Six GHS seniors have been working at GECOM for two weeks, one of which was all safety training. The students, Coy Chaney, Zackary Couch, Ethan Sebastian, Alex Simmermeyer, Jake Hellmich and Eric Kroger, were matched with GECOM because of classes they’d taken in related areas and an interest in manufacturing. GECOM is also providing personnel to serve on the Planning Council for Vocational Education at GHS. When asked whether they were interested in the manufacturing field before the internship at GECOM, all six seniors said yes, proving they were well-matched for the program.
“I couldn’t be more pleased. This is something that Greensburg High School, Principal Chapple and myself have wanted for a long time. We couldn’t be happier,” Hunter said.
Coy Chaney, who is working in the facility maintenance area said, “I’m enjoying it so far. I’m getting lots of hours and the pay is great.”
When asked how he liked the internship, Zackary Couch, of the tool and test lab, said, “It’s great. I’m learning a lot.”
Ethan Sebastian is working in the area of continuous improvement. “It’s great. I like that we’re improving efficiency on the lines,” he said.
When asked about the program, Alex Simmermeyer, who is working in the tool and die section, said, “I like it a lot and I learn new stuff all the time.”
Jake Hellmich is in the maintenance department and said he wants to go into engineering after high school. “I like it a lot. I’m learning a bunch of new and important things that will help me in the future.”

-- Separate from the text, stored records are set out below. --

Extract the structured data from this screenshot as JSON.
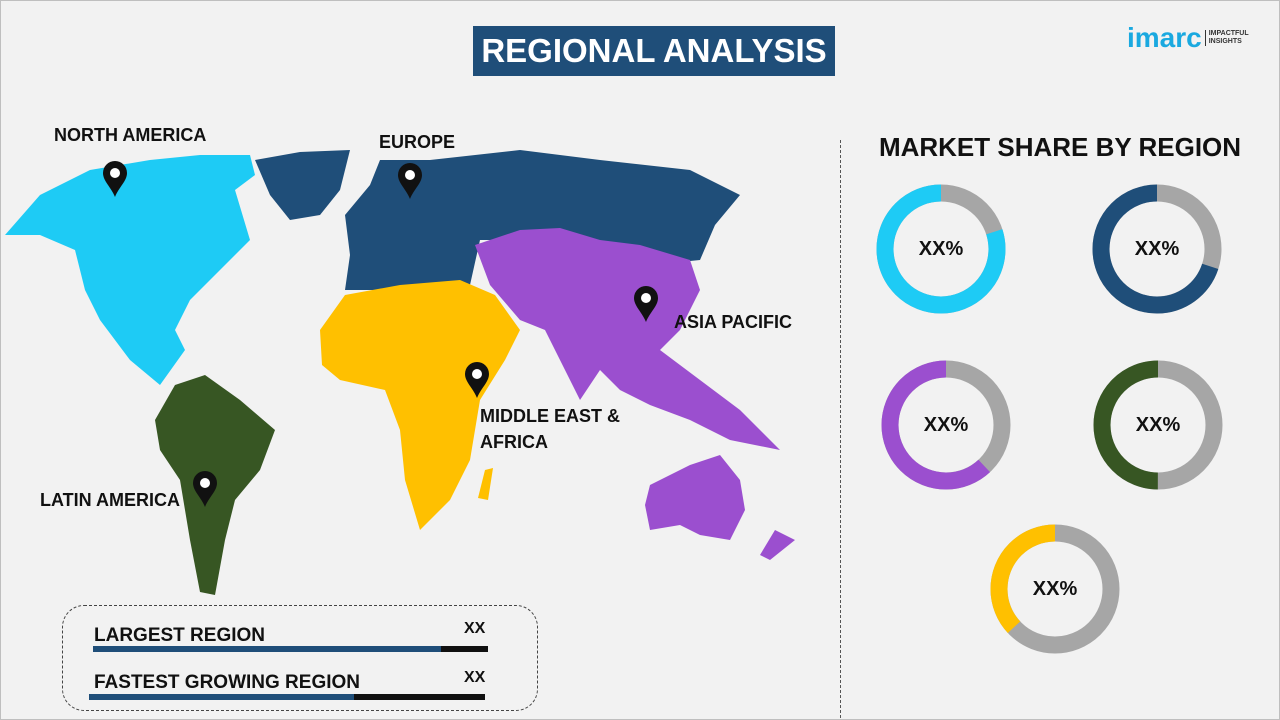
{
  "header": {
    "title": "REGIONAL ANALYSIS",
    "logo": {
      "wordmark": "imarc",
      "tagline_1": "IMPACTFUL",
      "tagline_2": "INSIGHTS"
    }
  },
  "map": {
    "regions": [
      {
        "label": "NORTH AMERICA",
        "color": "#1ecbf5"
      },
      {
        "label": "EUROPE",
        "color": "#1f4e79"
      },
      {
        "label": "ASIA PACIFIC",
        "color": "#9b4fcf"
      },
      {
        "label_1": "MIDDLE EAST &",
        "label_2": "AFRICA",
        "color": "#ffc000"
      },
      {
        "label": "LATIN AMERICA",
        "color": "#375623"
      }
    ],
    "pin_icon": "map-pin-icon"
  },
  "share": {
    "title": "MARKET SHARE BY REGION",
    "track_color": "#a6a6a6",
    "donuts": [
      {
        "value_label": "XX%",
        "fill_fraction": 0.8,
        "color": "#1ecbf5"
      },
      {
        "value_label": "XX%",
        "fill_fraction": 0.7,
        "color": "#1f4e79"
      },
      {
        "value_label": "XX%",
        "fill_fraction": 0.62,
        "color": "#9b4fcf"
      },
      {
        "value_label": "XX%",
        "fill_fraction": 0.5,
        "color": "#375623"
      },
      {
        "value_label": "XX%",
        "fill_fraction": 0.37,
        "color": "#ffc000"
      }
    ]
  },
  "summary": {
    "largest": {
      "label": "LARGEST REGION",
      "value": "XX",
      "fill_fraction": 0.88
    },
    "fastest": {
      "label": "FASTEST GROWING REGION",
      "value": "XX",
      "fill_fraction": 0.67
    }
  }
}
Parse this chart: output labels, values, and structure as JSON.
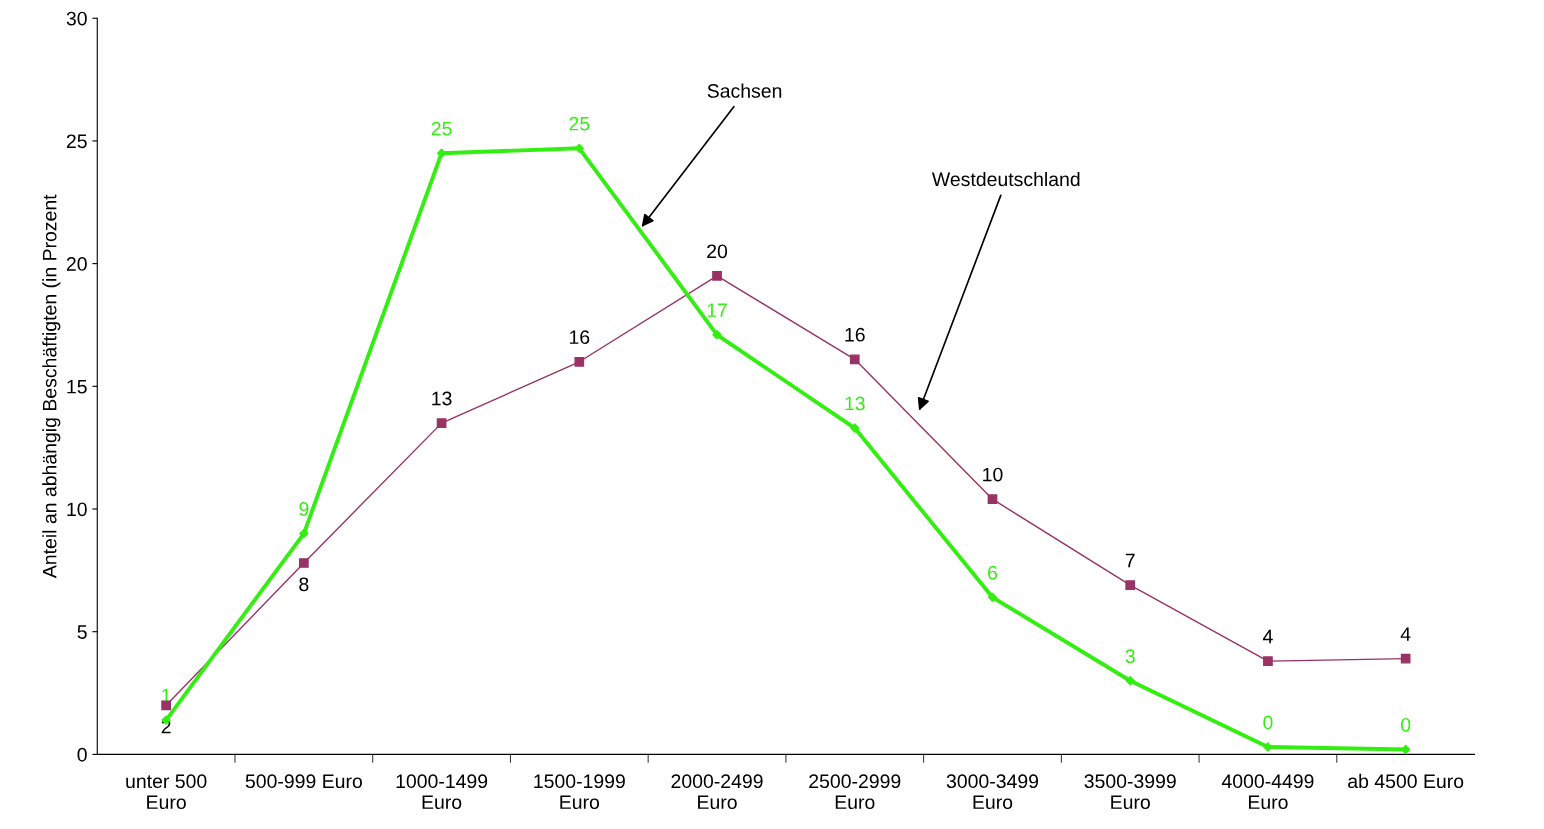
{
  "chart_data": {
    "type": "line",
    "ylabel": "Anteil an abhängig Beschäftigten (in Prozent",
    "categories": [
      "unter 500\nEuro",
      "500-999 Euro",
      "1000-1499\nEuro",
      "1500-1999\nEuro",
      "2000-2499\nEuro",
      "2500-2999\nEuro",
      "3000-3499\nEuro",
      "3500-3999\nEuro",
      "4000-4499\nEuro",
      "ab 4500 Euro"
    ],
    "series": [
      {
        "name": "Sachsen",
        "color": "#33ee11",
        "marker": "diamond",
        "values": [
          1.4,
          9.0,
          24.5,
          24.7,
          17.1,
          13.3,
          6.4,
          3.0,
          0.3,
          0.2
        ],
        "value_labels": [
          "1",
          "9",
          "25",
          "25",
          "17",
          "13",
          "6",
          "3",
          "0",
          "0"
        ]
      },
      {
        "name": "Westdeutschland",
        "color": "#993366",
        "marker": "square",
        "values": [
          2.0,
          7.8,
          13.5,
          16.0,
          19.5,
          16.1,
          10.4,
          6.9,
          3.8,
          3.9
        ],
        "value_labels": [
          "2",
          "8",
          "13",
          "16",
          "20",
          "16",
          "10",
          "7",
          "4",
          "4"
        ]
      }
    ],
    "ylim": [
      0,
      30
    ],
    "yticks": [
      0,
      5,
      10,
      15,
      20,
      25,
      30
    ],
    "grid": false,
    "legend": false,
    "line_style": "solid"
  }
}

Eric Kroger, of the maintenance department, said, “My favorite part is turning wrenches.”
Each student was matched with a mentor for their internship. The mentors are Tom Hinton, Jerry Auger, Dick Schmidt, Jerry Creech, James Ogden and Chris Ison. Also involved in the program are GECOM Human Resources Manager Amy Bray, Vice President of Administration and Engineering Jeff Wright, Vice President of Operations Allen Downs and GECOM president Tsuguo Hoshikawa.
On the GHS side, Tammy Williams, Director of Curriculum Instruction, Superintendent Tom Hunter, GHS Principal Phil Chapple, Guidance Director Sue Affenberg and ICE Coordinator Susan Burbrink were integral in the formation of the internship program.
“Being here for 26 years, we truly appreciate the community and support from local people. GECOM is happy to give back and help the next generation. In this way, we can grow together,” said Hoshikawa.
The internship collaboration between GECOM and GHS seems to be off to a great start, with students enjoying the work and gaining real work experience. With luck, the program, and the relationship between GECOM and GHS will continue for a long time to come.